The integrated curriculum at Northeastern, by virtue of its design and the fact that most students serve in ministry while enrolled, facilitates the connections between concept and practice. Yet, in an intense and rigorous program that has been described by some as “drinking from a firehose,” it is refreshing and necessary to have a class that is exclusively dedicated to bringing together the three focal aspects of the Northeastern experience—theological understanding, spiritual formation, and ministry skills—as one transitions into the reality of life after seminary.
In the final semesters of the Master of Divinity program students are provided with such a space: the M.Div. Integration Seminar. This course is not only a milestone as students prepare themselves for the next chapter in ministry, it is the capstone course where they consolidate and synthesize important learning gleaned from their coursework, experiences, and assignments, and where they demonstrate their proficiency in applying this knowledge. Reflection, self-assessment, sharing of ideas, and critical analysis are all vital components designed to fulfill academic and professional formation.
The concrete expression of this synthesis is a professional portfolio and public presentation that captures the journey and anticipates next steps—each one as unique as the student.

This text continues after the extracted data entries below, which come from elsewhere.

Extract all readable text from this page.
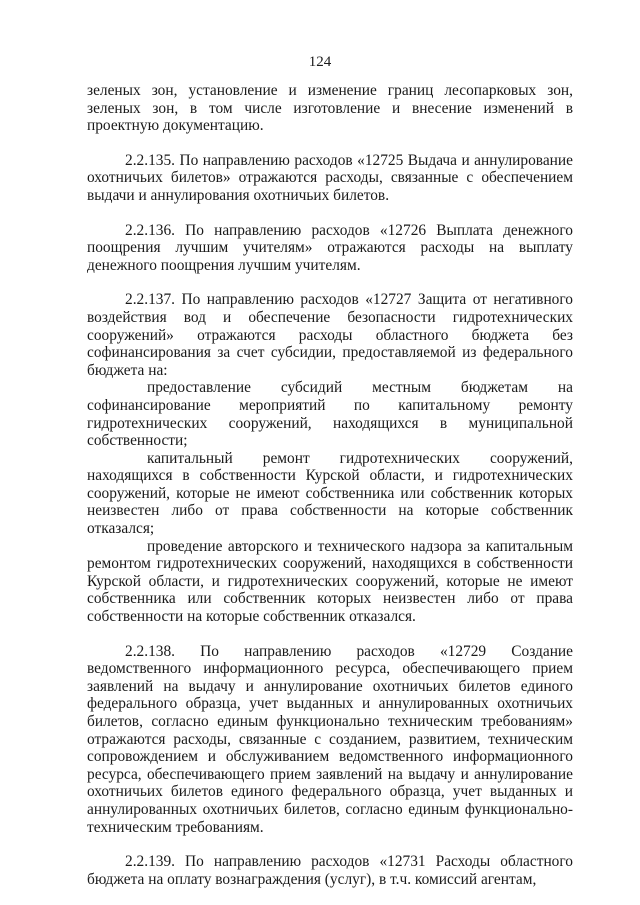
124

зеленых зон, установление и изменение границ лесопарковых зон, зеленых зон, в том числе изготовление и внесение изменений в проектную документацию.

2.2.135. По направлению расходов «12725 Выдача и аннулирование охотничьих билетов» отражаются расходы, связанные с обеспечением выдачи и аннулирования охотничьих билетов.

2.2.136. По направлению расходов «12726 Выплата денежного поощрения лучшим учителям» отражаются расходы на выплату денежного поощрения лучшим учителям.

2.2.137. По направлению расходов «12727 Защита от негативного воздействия вод и обеспечение безопасности гидротехнических сооружений» отражаются расходы областного бюджета без софинансирования за счет субсидии, предоставляемой из федерального бюджета на:

предоставление субсидий местным бюджетам на софинансирование мероприятий по капитальному ремонту гидротехнических сооружений, находящихся в муниципальной собственности;

капитальный ремонт гидротехнических сооружений, находящихся в собственности Курской области, и гидротехнических сооружений, которые не имеют собственника или собственник которых неизвестен либо от права собственности на которые собственник отказался;

проведение авторского и технического надзора за капитальным ремонтом гидротехнических сооружений, находящихся в собственности Курской области, и гидротехнических сооружений, которые не имеют собственника или собственник которых неизвестен либо от права собственности на которые собственник отказался.

2.2.138. По направлению расходов «12729 Создание ведомственного информационного ресурса, обеспечивающего прием заявлений на выдачу и аннулирование охотничьих билетов единого федерального образца, учет выданных и аннулированных охотничьих билетов, согласно единым функционально техническим требованиям» отражаются расходы, связанные с созданием, развитием, техническим сопровождением и обслуживанием ведомственного информационного ресурса, обеспечивающего прием заявлений на выдачу и аннулирование охотничьих билетов единого федерального образца, учет выданных и аннулированных охотничьих билетов, согласно единым функционально-техническим требованиям.

2.2.139. По направлению расходов «12731 Расходы областного бюджета на оплату вознаграждения (услуг), в т.ч. комиссий агентам,
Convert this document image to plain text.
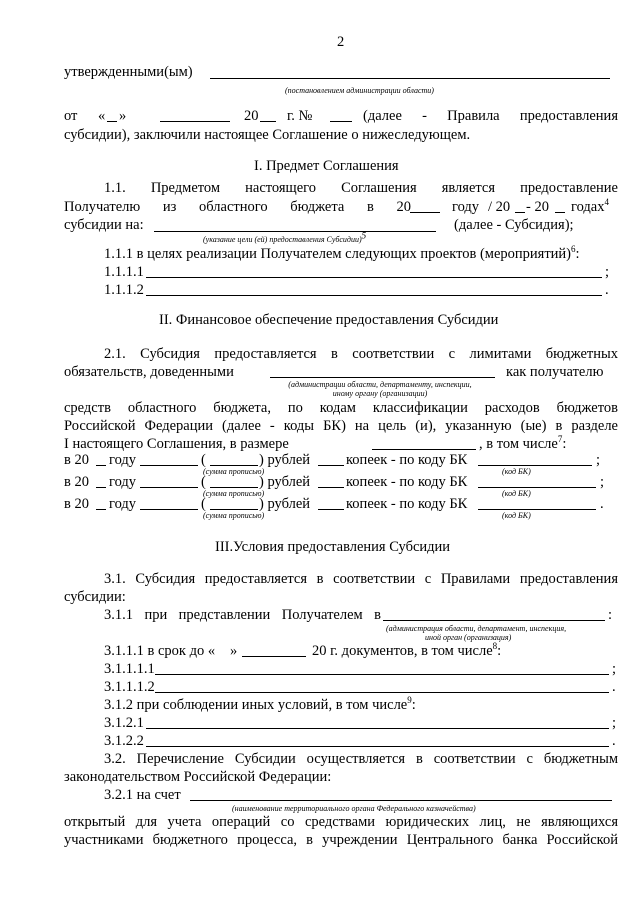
2
утвержденными(ым)
(постановлением администрации области)
от « »	20 г. №	(далее - Правила предоставления
субсидии), заключили настоящее Соглашение о нижеследующем.
I. Предмет Соглашения
1.1. Предметом настоящего Соглашения является предоставление
Получателю из областного бюджета в 20	году / 20 - 20 годах$^4$
субсидии на:	(далее - Субсидия);
(указание цели (ей) предоставления Субсидии)$^5$
1.1.1 в целях реализации Получателем следующих проектов (мероприятий)$^6$:
1.1.1.1	;
1.1.1.2	.
II. Финансовое обеспечение предоставления Субсидии
2.1. Субсидия предоставляется в соответствии с лимитами бюджетных
обязательств, доведенными	как получателю
(администрации области, департаменту, инспекции,
иному органу (организации)
средств областного бюджета, по кодам классификации расходов бюджетов
Российской Федерации (далее - коды БК) на цель (и), указанную (ые) в разделе
I настоящего Соглашения, в размере	, в том числе$^7$:
в 20 году	(	) рублей копеек - по коду БК	;
(сумма прописью)	(код БК)
в 20 году	(	) рублей копеек - по коду БК	;
(сумма прописью)	(код БК)
в 20 году	(	) рублей копеек - по коду БК	.
(сумма прописью)	(код БК)
III.Условия предоставления Субсидии
3.1. Субсидия предоставляется в соответствии с Правилами предоставления
субсидии:
3.1.1 при представлении Получателем в	:
(администрация области, департамент, инспекция,
иной орган (организация)
3.1.1.1 в срок до « »	20 г. документов, в том числе$^8$:
3.1.1.1.1	;
3.1.1.1.2	.
3.1.2 при соблюдении иных условий, в том числе$^9$:
3.1.2.1	;
3.1.2.2	.
3.2. Перечисление Субсидии осуществляется в соответствии с бюджетным
законодательством Российской Федерации:
3.2.1 на счет
(наименование территориального органа Федерального казначейства)
открытый для учета операций со средствами юридических лиц, не являющихся
участниками бюджетного процесса, в учреждении Центрального банка Российской
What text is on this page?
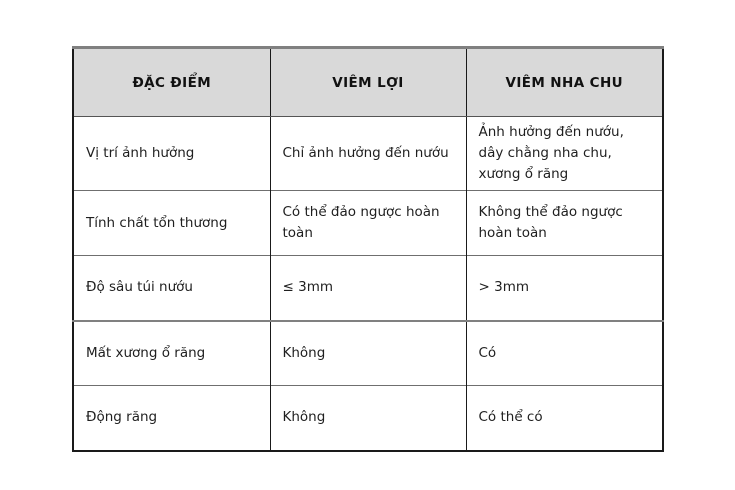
ĐẶC ĐIỂM	VIÊM LỢI	VIÊM NHA CHU

Vị trí ảnh hưởng	Chỉ ảnh hưởng đến nướu	Ảnh hưởng đến nướu, dây chằng nha chu, xương ổ răng

Tính chất tổn thương	Có thể đảo ngược hoàn toàn	Không thể đảo ngược hoàn toàn

Độ sâu túi nướu	≤ 3mm	> 3mm

Mất xương ổ răng	Không	Có

Động răng	Không	Có thể có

One person arrived as a newly appointed youth leader, experienced periods of upheaval, then developed his voice in a pivotal class, and ultimately concluded that now “I not only dream dreams, but have learned how to fulfill them.” Another admits that she came in with limited knowledge and experience and that initially “it was just about getting it done and turning it in.” The writing was challenging yet formative and she notes, “God is using the writing to grow me in other parts of my life. The difficulty was formational.” For her the next step includes opening a ministry to immigrants and refugees. And then there is the elementary school teacher who, upon entering, hoped there would not be a call to pastoral ministry but felt a gentle draw toward theological education. He wanted to address the gaps he saw in others who did not have a formal education. He is now seeking ordination and pastoral call.

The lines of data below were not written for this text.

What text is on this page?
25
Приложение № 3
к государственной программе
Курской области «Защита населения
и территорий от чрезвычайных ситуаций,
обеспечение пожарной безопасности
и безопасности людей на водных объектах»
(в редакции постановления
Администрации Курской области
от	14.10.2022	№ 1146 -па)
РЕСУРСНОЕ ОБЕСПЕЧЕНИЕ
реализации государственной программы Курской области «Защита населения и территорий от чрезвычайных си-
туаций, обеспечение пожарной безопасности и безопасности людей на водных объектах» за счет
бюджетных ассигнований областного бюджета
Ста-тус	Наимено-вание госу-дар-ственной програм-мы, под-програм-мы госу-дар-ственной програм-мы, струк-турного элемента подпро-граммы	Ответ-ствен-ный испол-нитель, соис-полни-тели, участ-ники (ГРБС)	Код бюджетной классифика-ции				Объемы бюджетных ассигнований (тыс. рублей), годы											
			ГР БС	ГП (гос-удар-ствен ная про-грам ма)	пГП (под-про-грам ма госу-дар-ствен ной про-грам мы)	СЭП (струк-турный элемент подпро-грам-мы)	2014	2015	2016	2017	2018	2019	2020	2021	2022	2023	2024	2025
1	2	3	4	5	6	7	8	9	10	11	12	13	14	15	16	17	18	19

Whether seminary was a time to refine a calling, to “pursue a more excellent way” of training before ordination, to step out of a culture of drugs and violence, to find a haven from the spiritual desert left by a bout of cancer, or to prepare to assist veterans, students want their education to translate to real-world service and meaning.
Some students became better communicators and thinkers as stereotypes were challenged and a more holistic view took them to a new place. For others, spiritual formation meant taking off their masks, approaching God in a genuine way, and experiencing major shifts in, as one student put it, “my walk with Christ and my view of Christ and the Church.” Discoveries include allowing “my heart and mind to work together so I can see through a God-honoring lens” and learning that “God works with imperfect people and this helps me work with those who feel imperfect.”
One student described his entrance into ministry as “a jigsaw puzzle that was dumped out and the lid with the picture was taken away.” But reading scripture in a new way, assuming less, and finding messages from God in the simplest passages brought clarity. He particularly valued “the mix of theology and ministry, spirituality and practice, books and hands-on [experiences] that provided the direct and immediate application of my learning.”
In balance with the reflective approach to processing the seminary experience, the course includes developing very tangible tools like a ministry plan, a personal financial plan, and a conflict management methodology. It also involves the opportunity for students to make recommendations to the faculty and administration about curriculum, pedagogy, process and services. This year students have recommended incorporating a greater discipleship component in the curriculum, increasing community building opportunities, expanding biblical languages, and providing additional financial aid counseling. Feedback like this helps direct decisions and guide refinements that enhance the student experience. Once again their reflection fosters real-world application—this time to improve the Northeastern experience for future students.
With a mission of preparing men and women of faith to serve the church and world we stand in a position of spiritual humility as our graduates go out to serve at prisons and treatment centers, in spiritual direction/spiritual health assessment and campus ministry, as a chaplain for a senior residence or as a husband and wife pastoral team. When they are motivated to care for the marginalized, address the needs of the burned out, care for those who are struggling, and be touchable in the midst of the dirty work, we have been privileged to see the incarnation of Christ.